The policy, if enacted, would go further than any other Metro Vancouver municipality for disclosure rules. 

However, it was sent back to a future workshop meeting following a 90-minute debate.

'Justice … must be seen to be done'

Corporate and union donations to municipal politicians were banned prior to last election, but owners, employees and family members of development companies can still donate the maximum $1,200 to councillors.

Hanson said that could create the perception of a conflict of interest on contentious land-use debates.

"Justice must not only be done, but must be seen to be done," he said. 

"The feedback that has come to me is for people to receive money from a development company, directly or indirectly, and then to sit in a quasi-judicial role ... as judges of rezoning, puts forward an appearance of conflict. And I believe we can set ourselves to a higher standard."

'It's all about politics' 

Hanson's report to council specifically cited the Building Bridges party, which includes Coun.
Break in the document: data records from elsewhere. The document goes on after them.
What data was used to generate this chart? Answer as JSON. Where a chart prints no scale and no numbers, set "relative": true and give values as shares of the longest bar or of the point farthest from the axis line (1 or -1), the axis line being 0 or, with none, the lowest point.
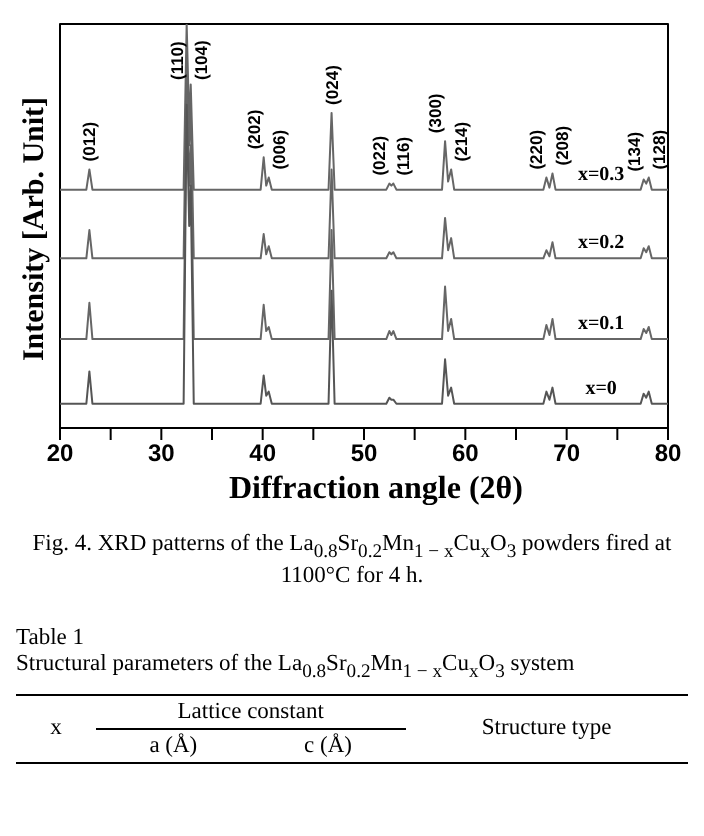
{
  "chart_data": {
    "type": "line",
    "relative": true,
    "xlabel": "Diffraction angle (2θ)",
    "ylabel": "Intensity [Arb. Unit]",
    "xlim": [
      20,
      80
    ],
    "xticks": [
      20,
      {
        "value": 25,
        "label": null
      },
      30,
      {
        "value": 35,
        "label": null
      },
      40,
      {
        "value": 45,
        "label": null
      },
      50,
      {
        "value": 55,
        "label": null
      },
      60,
      {
        "value": 65,
        "label": null
      },
      70,
      {
        "value": 75,
        "label": null
      },
      80
    ],
    "grid": false,
    "legend": false,
    "marker": "none",
    "line_style": "solid",
    "x": [
      20,
      22.6,
      22.9,
      23.2,
      32.2,
      32.5,
      32.75,
      32.9,
      33.2,
      39.8,
      40.1,
      40.35,
      40.6,
      40.9,
      46.5,
      46.8,
      47.1,
      52.2,
      52.5,
      52.7,
      52.9,
      53.2,
      57.7,
      58.0,
      58.3,
      58.6,
      58.9,
      67.7,
      68.0,
      68.3,
      68.6,
      68.9,
      77.3,
      77.6,
      77.85,
      78.1,
      78.4,
      80
    ],
    "series": [
      {
        "name": "x=0.3",
        "color": "#666666",
        "values": [
          0.59,
          0.59,
          0.64,
          0.59,
          0.59,
          1.0,
          0.75,
          0.85,
          0.59,
          0.59,
          0.67,
          0.6,
          0.62,
          0.59,
          0.59,
          0.78,
          0.59,
          0.59,
          0.605,
          0.6,
          0.605,
          0.59,
          0.59,
          0.71,
          0.61,
          0.64,
          0.59,
          0.59,
          0.62,
          0.595,
          0.63,
          0.59,
          0.59,
          0.615,
          0.605,
          0.62,
          0.59,
          0.59
        ]
      },
      {
        "name": "x=0.2",
        "color": "#666666",
        "values": [
          0.42,
          0.42,
          0.49,
          0.42,
          0.42,
          0.92,
          0.7,
          0.8,
          0.42,
          0.42,
          0.48,
          0.43,
          0.45,
          0.42,
          0.42,
          0.64,
          0.42,
          0.42,
          0.435,
          0.43,
          0.435,
          0.42,
          0.42,
          0.52,
          0.44,
          0.47,
          0.42,
          0.42,
          0.44,
          0.425,
          0.46,
          0.42,
          0.42,
          0.445,
          0.435,
          0.45,
          0.42,
          0.42
        ]
      },
      {
        "name": "x=0.1",
        "color": "#666666",
        "values": [
          0.22,
          0.22,
          0.31,
          0.22,
          0.22,
          0.85,
          0.6,
          0.7,
          0.22,
          0.22,
          0.305,
          0.24,
          0.25,
          0.22,
          0.22,
          0.49,
          0.22,
          0.22,
          0.24,
          0.23,
          0.24,
          0.22,
          0.22,
          0.35,
          0.24,
          0.27,
          0.22,
          0.22,
          0.255,
          0.23,
          0.27,
          0.22,
          0.22,
          0.245,
          0.235,
          0.25,
          0.22,
          0.22
        ]
      },
      {
        "name": "x=0",
        "color": "#555555",
        "values": [
          0.06,
          0.06,
          0.14,
          0.06,
          0.06,
          0.8,
          0.5,
          0.6,
          0.06,
          0.06,
          0.13,
          0.08,
          0.09,
          0.06,
          0.06,
          0.34,
          0.06,
          0.06,
          0.075,
          0.07,
          0.07,
          0.06,
          0.06,
          0.17,
          0.08,
          0.1,
          0.06,
          0.06,
          0.09,
          0.07,
          0.1,
          0.06,
          0.06,
          0.085,
          0.075,
          0.09,
          0.06,
          0.06
        ]
      }
    ],
    "annotations": [
      {
        "text": "(012)",
        "x": 22.9,
        "y": 0.64
      },
      {
        "text": "(110)",
        "x": 32.5,
        "y": 1.0
      },
      {
        "text": "(104)",
        "x": 32.9,
        "y": 0.85
      },
      {
        "text": "(202)",
        "x": 40.1,
        "y": 0.67
      },
      {
        "text": "(006)",
        "x": 40.6,
        "y": 0.62
      },
      {
        "text": "(024)",
        "x": 46.8,
        "y": 0.78
      },
      {
        "text": "(022)",
        "x": 52.5,
        "y": 0.605
      },
      {
        "text": "(116)",
        "x": 52.9,
        "y": 0.605
      },
      {
        "text": "(300)",
        "x": 58.0,
        "y": 0.71
      },
      {
        "text": "(214)",
        "x": 58.6,
        "y": 0.64
      },
      {
        "text": "(220)",
        "x": 68.0,
        "y": 0.62
      },
      {
        "text": "(208)",
        "x": 68.6,
        "y": 0.63
      },
      {
        "text": "(134)",
        "x": 77.6,
        "y": 0.615
      },
      {
        "text": "(128)",
        "x": 78.1,
        "y": 0.62
      },
      "Fig. 4. XRD patterns of the La$_{0.8}$Sr$_{0.2}$Mn$_{1 − x}$Cu$_{x}$O$_{3}$ powders fired at 1100°C for 4 h.",
      "Table 1",
      "Structural parameters of the La$_{0.8}$Sr$_{0.2}$Mn$_{1 − x}$Cu$_{x}$O$_{3}$ system",
      "x",
      "Lattice constant",
      "a (Å)",
      "c (Å)",
      "Structure type"
    ]
  }
}
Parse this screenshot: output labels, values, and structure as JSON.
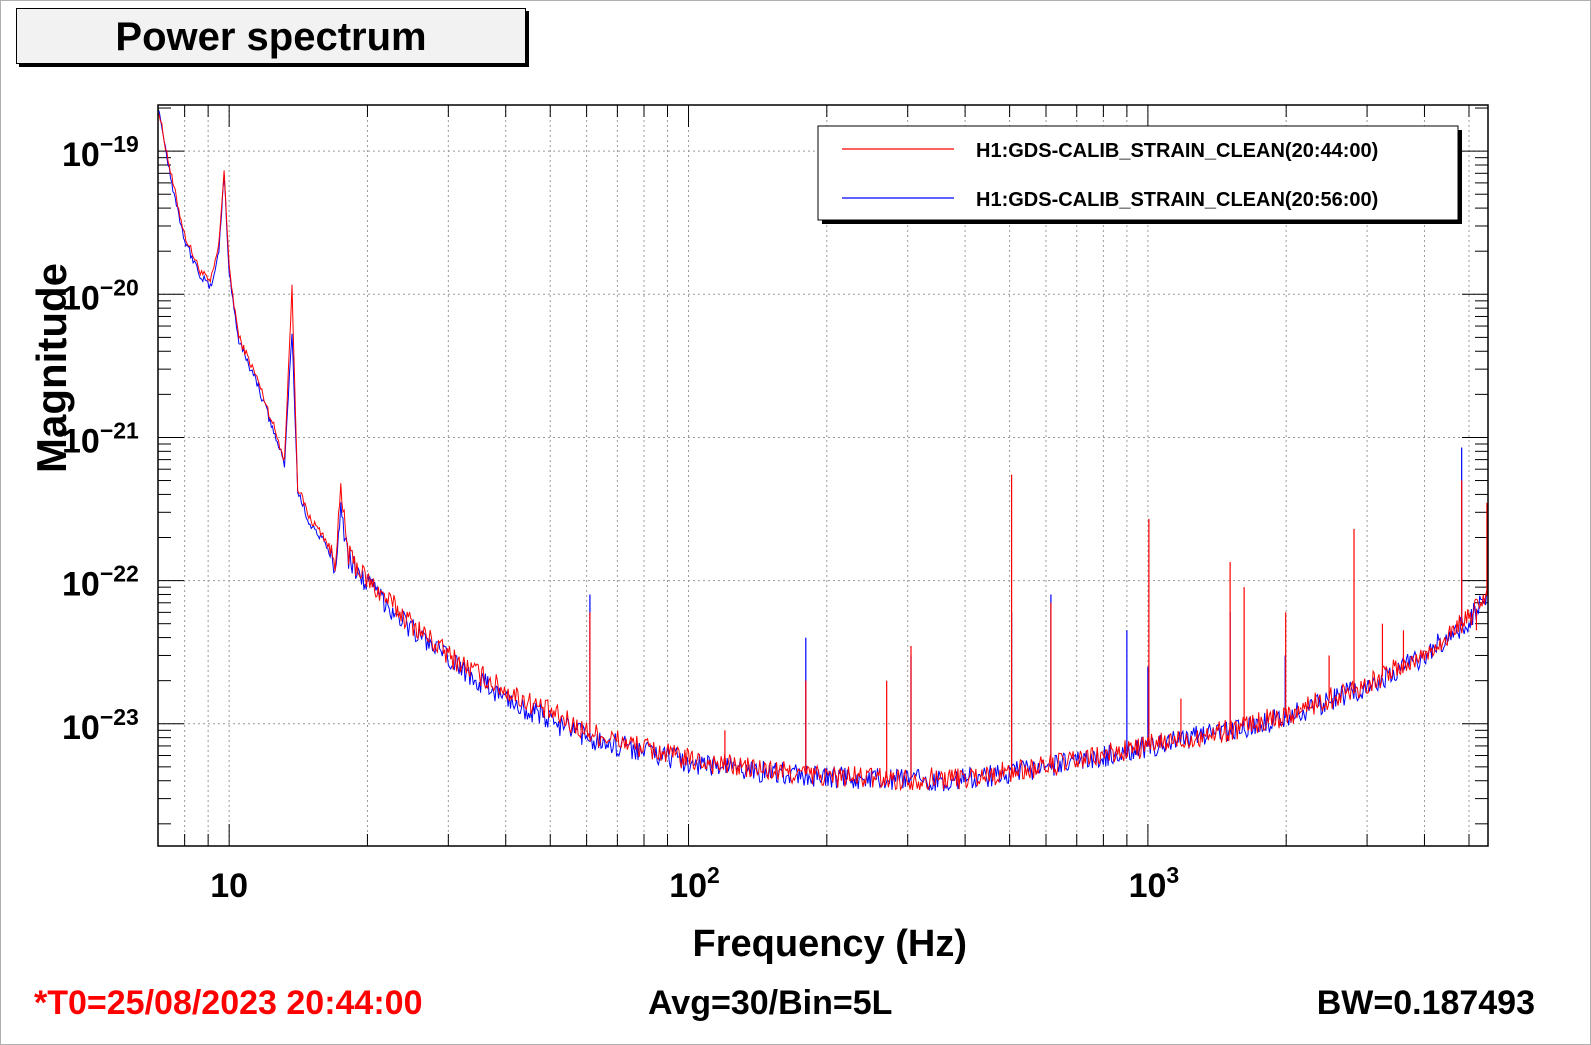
{
  "chart_data": {
    "type": "line",
    "title": "Power spectrum",
    "xlabel": "Frequency (Hz)",
    "ylabel": "Magnitude",
    "x_scale": "log",
    "y_scale": "log",
    "xlim": [
      7,
      5500
    ],
    "ylim": [
      1.4e-24,
      2.1e-19
    ],
    "x_ticks": [
      {
        "value": 10,
        "base": "10",
        "exp": ""
      },
      {
        "value": 100,
        "base": "10",
        "exp": "2"
      },
      {
        "value": 1000,
        "base": "10",
        "exp": "3"
      }
    ],
    "y_ticks": [
      {
        "value": 1e-19,
        "base": "10",
        "exp": "−19"
      },
      {
        "value": 1e-20,
        "base": "10",
        "exp": "−20"
      },
      {
        "value": 1e-21,
        "base": "10",
        "exp": "−21"
      },
      {
        "value": 1e-22,
        "base": "10",
        "exp": "−22"
      },
      {
        "value": 1e-23,
        "base": "10",
        "exp": "−23"
      }
    ],
    "grid": true,
    "legend_position": "top-right",
    "series": [
      {
        "name": "H1:GDS-CALIB_STRAIN_CLEAN(20:44:00)",
        "color": "#ff0000",
        "points": [
          [
            7,
            2e-19
          ],
          [
            7.5,
            6.5e-20
          ],
          [
            8,
            2.6e-20
          ],
          [
            8.6,
            1.5e-20
          ],
          [
            9.1,
            1.2e-20
          ],
          [
            9.5,
            2.2e-20
          ],
          [
            9.75,
            7.5e-20
          ],
          [
            10,
            1.5e-20
          ],
          [
            10.5,
            5e-21
          ],
          [
            11.5,
            2.6e-21
          ],
          [
            12.5,
            1.2e-21
          ],
          [
            13.2,
            7e-22
          ],
          [
            13.7,
            1.1e-20
          ],
          [
            14.1,
            4.5e-22
          ],
          [
            15,
            2.7e-22
          ],
          [
            16,
            2.1e-22
          ],
          [
            17,
            1.4e-22
          ],
          [
            17.5,
            4e-22
          ],
          [
            18.2,
            1.5e-22
          ],
          [
            20,
            1e-22
          ],
          [
            25,
            5e-23
          ],
          [
            30,
            3e-23
          ],
          [
            40,
            1.7e-23
          ],
          [
            50,
            1.2e-23
          ],
          [
            60,
            8.8e-24
          ],
          [
            80,
            6.8e-24
          ],
          [
            100,
            5.6e-24
          ],
          [
            150,
            4.7e-24
          ],
          [
            200,
            4.3e-24
          ],
          [
            300,
            4.1e-24
          ],
          [
            400,
            4.2e-24
          ],
          [
            500,
            4.6e-24
          ],
          [
            700,
            5.5e-24
          ],
          [
            1000,
            7e-24
          ],
          [
            1500,
            9e-24
          ],
          [
            2000,
            1.15e-23
          ],
          [
            3000,
            1.9e-23
          ],
          [
            4000,
            3e-23
          ],
          [
            5000,
            5.5e-23
          ],
          [
            5500,
            8e-23
          ]
        ],
        "lines": [
          [
            61,
            6e-23
          ],
          [
            120,
            9e-24
          ],
          [
            180,
            2e-23
          ],
          [
            270,
            2e-23
          ],
          [
            305,
            3.5e-23
          ],
          [
            505,
            5.5e-22
          ],
          [
            615,
            7e-23
          ],
          [
            1005,
            2.7e-22
          ],
          [
            1180,
            1.5e-23
          ],
          [
            1510,
            1.35e-22
          ],
          [
            1620,
            9e-23
          ],
          [
            1995,
            6e-23
          ],
          [
            2150,
            1.3e-23
          ],
          [
            2480,
            3e-23
          ],
          [
            2810,
            2.3e-22
          ],
          [
            3240,
            5e-23
          ],
          [
            3600,
            4.5e-23
          ],
          [
            4820,
            5e-22
          ],
          [
            5190,
            4.5e-23
          ],
          [
            5470,
            3.5e-22
          ]
        ]
      },
      {
        "name": "H1:GDS-CALIB_STRAIN_CLEAN(20:56:00)",
        "color": "#0000ff",
        "points": [
          [
            7,
            2.1e-19
          ],
          [
            7.5,
            6e-20
          ],
          [
            8,
            2.4e-20
          ],
          [
            8.6,
            1.4e-20
          ],
          [
            9.1,
            1.1e-20
          ],
          [
            9.5,
            2e-20
          ],
          [
            9.75,
            6.8e-20
          ],
          [
            10,
            1.4e-20
          ],
          [
            10.5,
            4.7e-21
          ],
          [
            11.5,
            2.4e-21
          ],
          [
            12.5,
            1.1e-21
          ],
          [
            13.2,
            6.5e-22
          ],
          [
            13.7,
            5.5e-21
          ],
          [
            14.1,
            4.2e-22
          ],
          [
            15,
            2.5e-22
          ],
          [
            16,
            1.9e-22
          ],
          [
            17,
            1.3e-22
          ],
          [
            17.5,
            3.2e-22
          ],
          [
            18.2,
            1.4e-22
          ],
          [
            20,
            9.5e-23
          ],
          [
            25,
            4.6e-23
          ],
          [
            30,
            2.8e-23
          ],
          [
            40,
            1.5e-23
          ],
          [
            50,
            1.05e-23
          ],
          [
            60,
            8e-24
          ],
          [
            80,
            6.5e-24
          ],
          [
            100,
            5.4e-24
          ],
          [
            150,
            4.6e-24
          ],
          [
            200,
            4.2e-24
          ],
          [
            300,
            4e-24
          ],
          [
            400,
            4.1e-24
          ],
          [
            500,
            4.5e-24
          ],
          [
            700,
            5.4e-24
          ],
          [
            1000,
            6.9e-24
          ],
          [
            1500,
            8.9e-24
          ],
          [
            2000,
            1.1e-23
          ],
          [
            3000,
            1.85e-23
          ],
          [
            4000,
            3e-23
          ],
          [
            5000,
            5.3e-23
          ],
          [
            5500,
            7.8e-23
          ]
        ],
        "lines": [
          [
            61,
            8e-23
          ],
          [
            180,
            4e-23
          ],
          [
            305,
            3e-23
          ],
          [
            505,
            6e-23
          ],
          [
            615,
            8e-23
          ],
          [
            900,
            4.5e-23
          ],
          [
            1000,
            2.5e-23
          ],
          [
            1510,
            6e-23
          ],
          [
            1990,
            3e-23
          ],
          [
            4820,
            8.5e-22
          ]
        ]
      }
    ]
  },
  "footer": {
    "t0": "*T0=25/08/2023 20:44:00",
    "avg": "Avg=30/Bin=5L",
    "bw": "BW=0.187493"
  },
  "colors": {
    "t0_text": "#ff0000",
    "title_box_fill": "#f2f2f2"
  }
}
Mathew Bond, as a recepient of donations "from persons associated with corporations engaged in real estate development."

Last year's election campaign in the District of North Vancouver centred around the pace of development, and Bond accused the motion of being politically motivated. 

"The most transparent thing about this motion is it has nothing to do with transparency: It's all about politics," he said. 

Bond argued that the district already had appropriate code of conduct rules that guided councillors, and argued that if council was concerned about disclosing conflict of interests, it should extend the legislation to include ties to businesses or unions that could benefit from council votes. 

"This motion doesn't address those perceptions of interest," he said. 

District of North Vancouver Mayor Mike Little says he approved the spirit of the motion, and supported some of the clauses, but said it was too broad as written. (Christian Amundson/CBC)

Division, confusion, referral

Hanson's motion, as presented, failed to receive full support for all its parts.

Councillors were divided on whether the motion should explicitly mention the development community, or extend more broadly to other businesses that could have vested interests in decision by council. 

In addition, Mayor Mike Little said the parts involving councillors having to proactively disclose connections before any vote — and connections including employees and employee family members — were too vague to be implemented effectively.

However, he applauded the overall spirit of the motion. 

"Far too often we've seen patterns where people who have proposals coming to council are donating to campaigns. They're not donating out of the kindness of their heart," he said. 

"There's no confusion on the part of the donor over why they're campaigning ... in some cases, they have a vested interest."